No sé en qué momento dejé de sentir el aire. Un segundo estaba respirando y, al siguiente, todo se volvió un silencio raro. Abrí los ojos y me vi en un pasillo de piedra negra, húmeda y helada. No había sol ni luna, solo antorchas que daban una luz falsa, sin calor. Frente a mí, un ser altísimo, más bestia que persona, me miraba con ojos saltones. Levantó una garra, señaló hacia adelante y dijo con voz apagada:

—Tu camino pasa por las seis dimensiones. Solo quien las cruza comprende el peso de su propia alma.

Ni tiempo me dio de preguntar nada. Mis pies empezaron a moverse solos, como si estuviera condenada a seguir.

La primera dimensión era un laberinto de espejos. Pero no eran normales porque en cada reflejo me mostraba mis errores, mis mentiras, mis gestos feos, esas palabras que solté sin pensar y que hirieron más de lo que creía. Verlo así, de frente, dolía más que cualquier golpe. Y ahí entendí que la primera tortura era enfrentar todo lo que había querido olvidar.

Los espejos se rompieron y aparecí frente a un río de cristal negro. El agua estaba tan quieta que parecía un espejo. Me acerqué y de repente escuché una risa… una voz que conocía demasiado bien.

Entre las aguas apareció su rostro: esa persona que alguna vez me gustó, pero de la que nunca dije nada. Su sonrisa brillaba sobre el agua, tranquila y lejana. Quise hablar, pero no salió ni una palabra. El silencio me pesaba más que un grito.

El río empezó a brillar con recuerdos inventados: cosas que nunca pasaron, palabras que me callé, miradas que fingí ignorar. El agua me rodeó los tobillos, helada, y entendí que la segunda tortura era enfrentar lo que callé por miedo a sentir.
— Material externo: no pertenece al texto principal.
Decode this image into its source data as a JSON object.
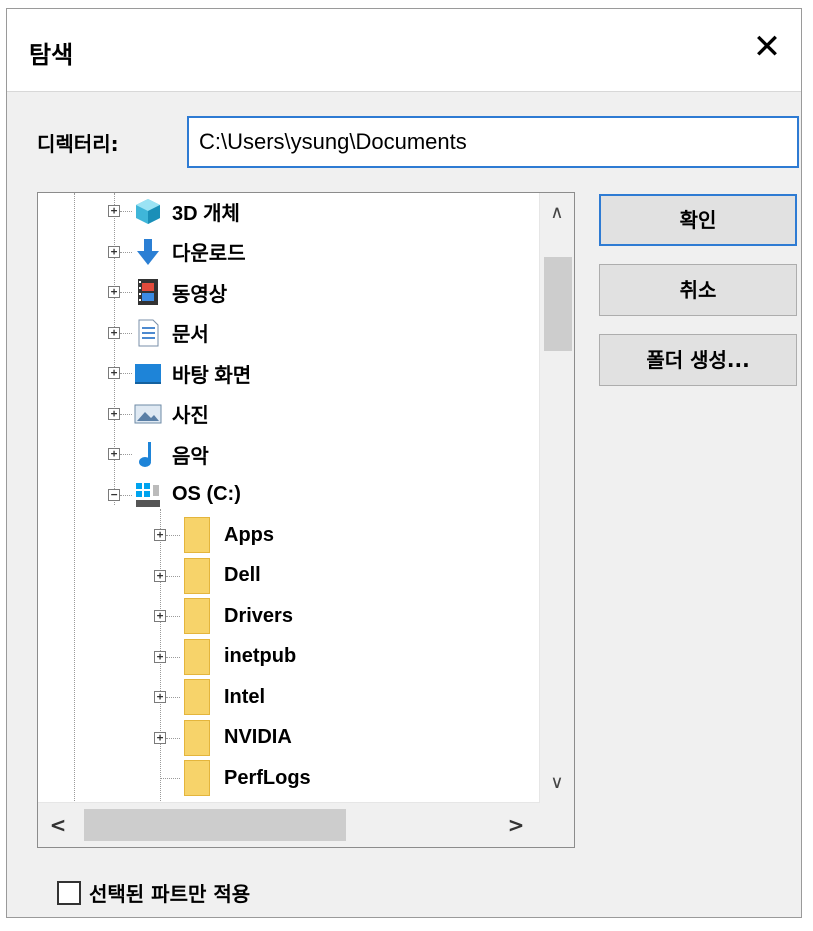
{
  "dialog": {
    "title": "탐색",
    "close_glyph": "✕",
    "directory_label": "디렉터리:",
    "directory_value": "C:\\Users\\ysung\\Documents",
    "buttons": {
      "ok": "확인",
      "cancel": "취소",
      "new_folder": "폴더 생성..."
    },
    "checkbox_label": "선택된 파트만 적용",
    "checkbox_checked": false
  },
  "tree": {
    "top_items": [
      {
        "label": "3D 개체",
        "icon": "3d-objects-icon",
        "expander": "+"
      },
      {
        "label": "다운로드",
        "icon": "downloads-icon",
        "expander": "+"
      },
      {
        "label": "동영상",
        "icon": "videos-icon",
        "expander": "+"
      },
      {
        "label": "문서",
        "icon": "documents-icon",
        "expander": "+"
      },
      {
        "label": "바탕 화면",
        "icon": "desktop-icon",
        "expander": "+"
      },
      {
        "label": "사진",
        "icon": "pictures-icon",
        "expander": "+"
      },
      {
        "label": "음악",
        "icon": "music-icon",
        "expander": "+"
      },
      {
        "label": "OS (C:)",
        "icon": "drive-icon",
        "expander": "−"
      }
    ],
    "drive_children": [
      {
        "label": "Apps",
        "expander": "+"
      },
      {
        "label": "Dell",
        "expander": "+"
      },
      {
        "label": "Drivers",
        "expander": "+"
      },
      {
        "label": "inetpub",
        "expander": "+"
      },
      {
        "label": "Intel",
        "expander": "+"
      },
      {
        "label": "NVIDIA",
        "expander": "+"
      },
      {
        "label": "PerfLogs",
        "expander": ""
      }
    ],
    "scroll_glyphs": {
      "up": "∧",
      "down": "∨",
      "left": "<",
      "right": ">"
    }
  }
}
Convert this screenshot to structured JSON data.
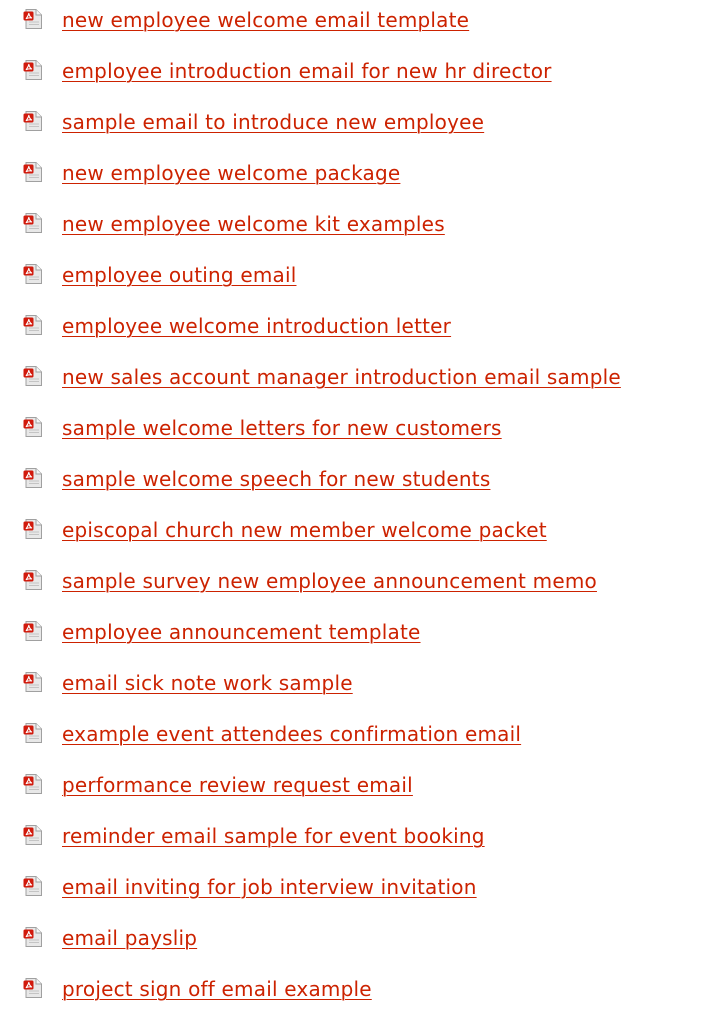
{
  "colors": {
    "link": "#cc2200",
    "icon_page": "#e8e8e8",
    "icon_border": "#a0a0a0",
    "icon_red": "#d11a0c"
  },
  "icon": "pdf-file-icon",
  "documents": [
    {
      "label": "new employee welcome email template"
    },
    {
      "label": "employee introduction email for new hr director"
    },
    {
      "label": "sample email to introduce new employee"
    },
    {
      "label": "new employee welcome package"
    },
    {
      "label": "new employee welcome kit examples"
    },
    {
      "label": "employee outing email"
    },
    {
      "label": "employee welcome introduction letter"
    },
    {
      "label": "new sales account manager introduction email sample"
    },
    {
      "label": "sample welcome letters for new customers"
    },
    {
      "label": "sample welcome speech for new students"
    },
    {
      "label": "episcopal church new member welcome packet"
    },
    {
      "label": "sample survey new employee announcement memo"
    },
    {
      "label": "employee announcement template"
    },
    {
      "label": "email sick note work sample"
    },
    {
      "label": "example event attendees confirmation email"
    },
    {
      "label": "performance review request email"
    },
    {
      "label": "reminder email sample for event booking"
    },
    {
      "label": "email inviting for job interview invitation"
    },
    {
      "label": "email payslip"
    },
    {
      "label": "project sign off email example"
    }
  ]
}
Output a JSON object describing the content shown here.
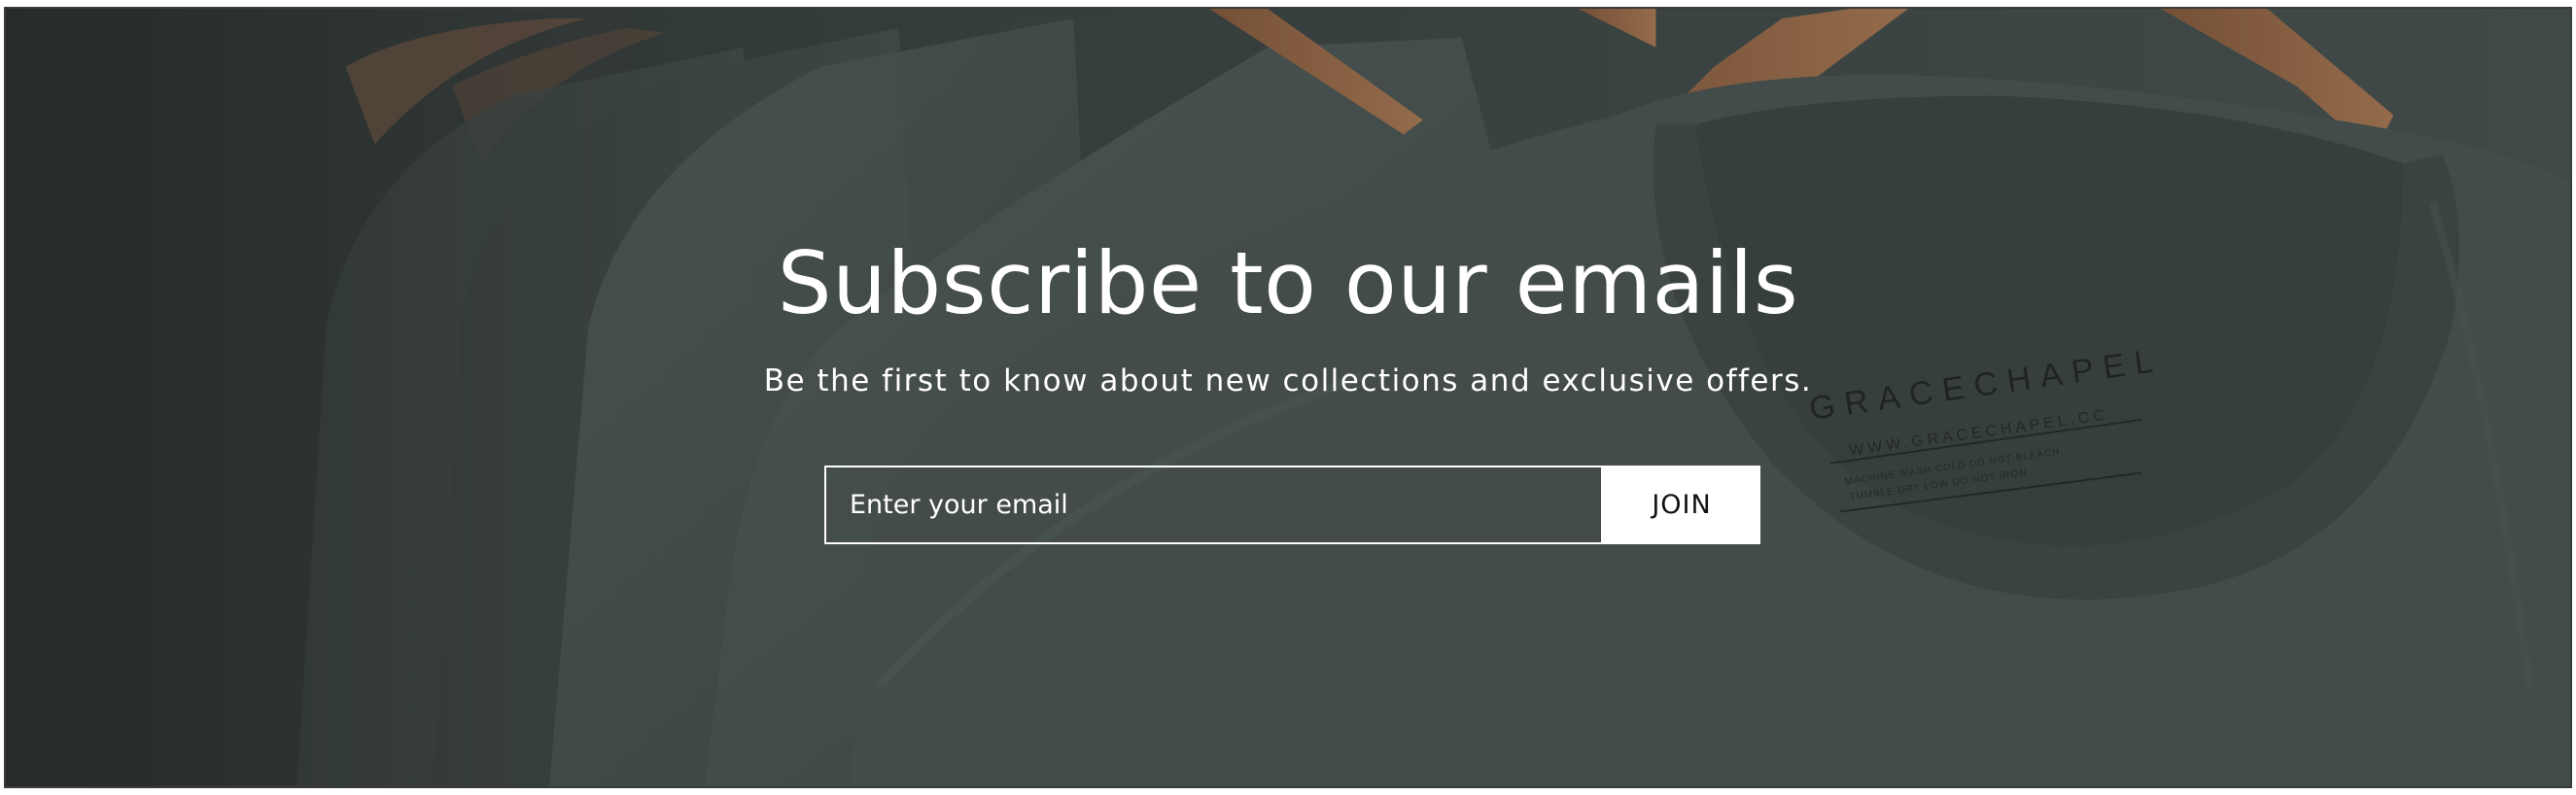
{
  "newsletter": {
    "heading": "Subscribe to our emails",
    "subheading": "Be the first to know about new collections and exclusive offers.",
    "email_placeholder": "Enter your email",
    "join_label": "JOIN"
  },
  "background": {
    "label_brand": "GRACECHAPEL",
    "label_url": "WWW.GRACECHAPEL.CC",
    "label_care_1": "MACHINE WASH COLD DO NOT BLEACH",
    "label_care_2": "TUMBLE DRY LOW DO NOT IRON",
    "colors": {
      "shirt": "#4a5553",
      "hanger": "#9a6a48",
      "wall": "#2e3433"
    }
  }
}
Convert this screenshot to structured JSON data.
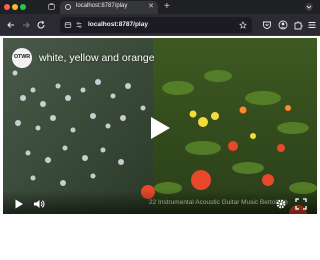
{
  "browser": {
    "tab": {
      "title": "localhost:8787/play"
    },
    "url": "localhost:8787/play"
  },
  "video": {
    "channel_logo_text": "OTWR",
    "title": "white, yellow and orange",
    "watermark": "22 Instrumental Acoustic Guitar Music Bertolt ab"
  },
  "icons": {
    "play": "play-icon",
    "volume": "volume-icon",
    "settings": "gear-icon",
    "fullscreen": "fullscreen-icon"
  }
}
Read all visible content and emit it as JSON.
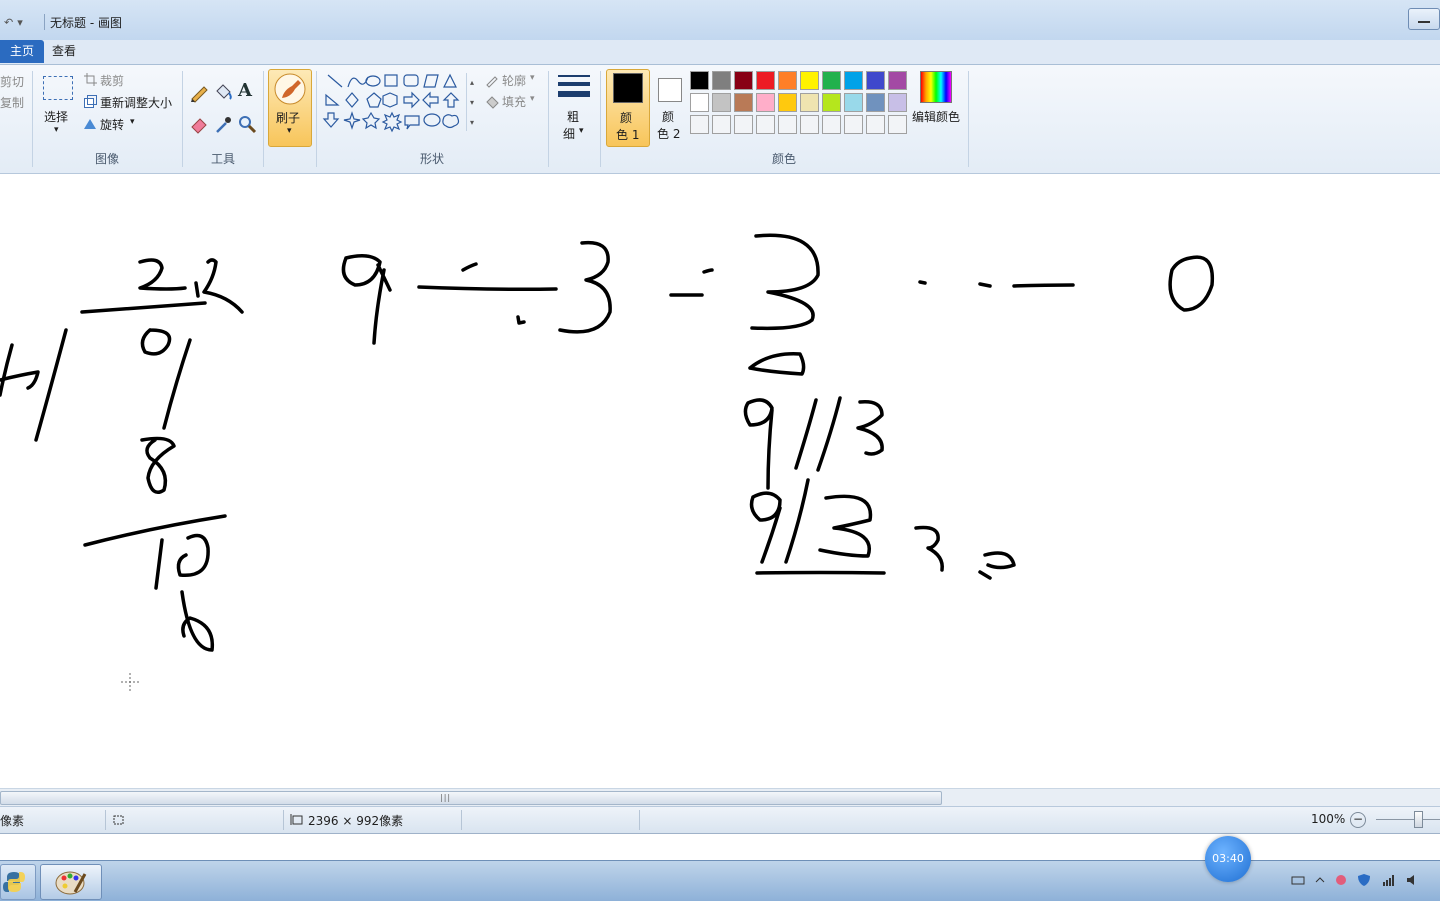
{
  "window": {
    "title": "无标题 - 画图"
  },
  "tabs": [
    {
      "label": "主页"
    },
    {
      "label": "查看"
    }
  ],
  "clipboard": {
    "cut": "剪切",
    "copy": "复制"
  },
  "image_group": {
    "label": "图像",
    "select": "选择",
    "crop": "裁剪",
    "resize": "重新调整大小",
    "rotate": "旋转"
  },
  "tools_group": {
    "label": "工具"
  },
  "brush": {
    "label": "刷子"
  },
  "shapes_group": {
    "label": "形状",
    "outline": "轮廓",
    "fill": "填充"
  },
  "size": {
    "line1": "粗",
    "line2": "细"
  },
  "colors_group": {
    "label": "颜色",
    "color1": {
      "line1": "颜",
      "line2": "色 1",
      "value": "#000000"
    },
    "color2": {
      "line1": "颜",
      "line2": "色 2",
      "value": "#ffffff"
    },
    "edit_colors": "编辑颜色",
    "palette_row1": [
      "#000000",
      "#7f7f7f",
      "#880015",
      "#ed1c24",
      "#ff7f27",
      "#fff200",
      "#22b14c",
      "#00a2e8",
      "#3f48cc",
      "#a349a4"
    ],
    "palette_row2": [
      "#ffffff",
      "#c3c3c3",
      "#b97a57",
      "#ffaec9",
      "#ffc90e",
      "#efe4b0",
      "#b5e61d",
      "#99d9ea",
      "#7092be",
      "#c8bfe7"
    ]
  },
  "status": {
    "pixel_unit": "像素",
    "dimensions": "2396 × 992像素",
    "zoom": "100%"
  },
  "timer": {
    "value": "03:40"
  },
  "icons": [
    "undo-icon",
    "select-icon",
    "crop-icon",
    "resize-icon",
    "rotate-icon",
    "pencil-icon",
    "fill-bucket-icon",
    "text-icon",
    "eraser-icon",
    "color-picker-icon",
    "magnifier-icon",
    "brush-icon",
    "outline-icon",
    "fill-icon",
    "size-icon",
    "edit-colors-icon",
    "python-icon",
    "paint-icon"
  ]
}
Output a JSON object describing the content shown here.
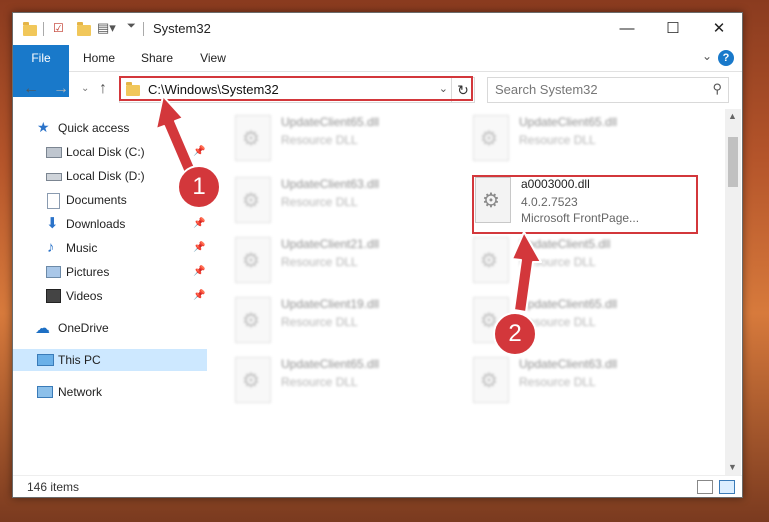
{
  "window": {
    "title": "System32"
  },
  "ribbon": {
    "tabs": [
      "File",
      "Home",
      "Share",
      "View"
    ],
    "help": "?"
  },
  "address": {
    "path": "C:\\Windows\\System32",
    "search_placeholder": "Search System32"
  },
  "sidebar": {
    "items": [
      {
        "label": "Quick access",
        "icon": "star-icon",
        "pinned": false
      },
      {
        "label": "Local Disk (C:)",
        "icon": "drive-icon",
        "pinned": true
      },
      {
        "label": "Local Disk (D:)",
        "icon": "drive-icon",
        "pinned": true
      },
      {
        "label": "Documents",
        "icon": "documents-icon",
        "pinned": true
      },
      {
        "label": "Downloads",
        "icon": "download-icon",
        "pinned": true
      },
      {
        "label": "Music",
        "icon": "music-icon",
        "pinned": true
      },
      {
        "label": "Pictures",
        "icon": "pictures-icon",
        "pinned": true
      },
      {
        "label": "Videos",
        "icon": "videos-icon",
        "pinned": true
      },
      {
        "label": "OneDrive",
        "icon": "cloud-icon",
        "pinned": false
      },
      {
        "label": "This PC",
        "icon": "computer-icon",
        "pinned": false
      },
      {
        "label": "Network",
        "icon": "network-icon",
        "pinned": false
      }
    ]
  },
  "files": [
    {
      "name": "UpdateClient65.dll",
      "type": "Resource DLL"
    },
    {
      "name": "UpdateClient65.dll",
      "type": "Resource DLL"
    },
    {
      "name": "UpdateClient63.dll",
      "type": "Resource DLL"
    },
    {
      "name": "UpdateClient21.dll",
      "type": "Resource DLL"
    },
    {
      "name": "UpdateClient5.dll",
      "type": "Resource DLL"
    },
    {
      "name": "UpdateClient19.dll",
      "type": "Resource DLL"
    },
    {
      "name": "UpdateClient65.dll",
      "type": "Resource DLL"
    },
    {
      "name": "UpdateClient65.dll",
      "type": "Resource DLL"
    },
    {
      "name": "UpdateClient63.dll",
      "type": "Resource DLL"
    }
  ],
  "selected_file": {
    "name": "a0003000.dll",
    "version": "4.0.2.7523",
    "description": "Microsoft FrontPage..."
  },
  "status": {
    "count": "146 items"
  },
  "annotations": {
    "step1": "1",
    "step2": "2",
    "color": "#d3373b"
  }
}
Cuando logré avanzar, entré en un salón oscuro. En medio, un tipo enorme con túnica negra sostenía una balanza dorada.

Ilustración por ELIZABETH IGLESIAS (1ºA BACH)

Por un lado aparecieron mis gestos buenos: una sonrisa, una palabra sincera. En el otro, mis enfados, mis fallos, mis mentiras. La balanza se inclinó… y antes de que pudiera decir algo, el suelo desapareció y caí.

El vacío se transformó en un bosque raro, con árboles torcidos que susurraban cosas. Voces aparecían desde la oscuridad ofreciéndome poder, venganza, orgullo. Tentaciones, básicamente. Cada palabra bonita era veneno disfrazado.

Cuando por fin encontré una salida, llegué a un puente súper estrecho sobre un abismo sin fin. Abajo, miles de almas gritaban y se agitaban como si intentaran escapar.

Crucé temblando, con el vacío tragándose cada paso. Al otro lado, un portal oscuro brillaba como si fuera agua quieta. Me acerqué y vi mi reflejo… pero no tenía mis ojos. Sonreía de una forma extraña, tranquila, casi cruel.

Extendí la mano sin pensarlo y, al tocarlo, un frío me cortó la respiración. El reflejo me agarró, como si quisiera arrastrarme. Miré atrás… y el puente ya no estaba.

Desperté en mi mesa, respirando fuerte. Intenté convencerme de que solo había sido un sueño, pero frente a mí había una hoja. Tenía escrita una frase en tinta negra:

“Algunos caminos no terminan al despertar”.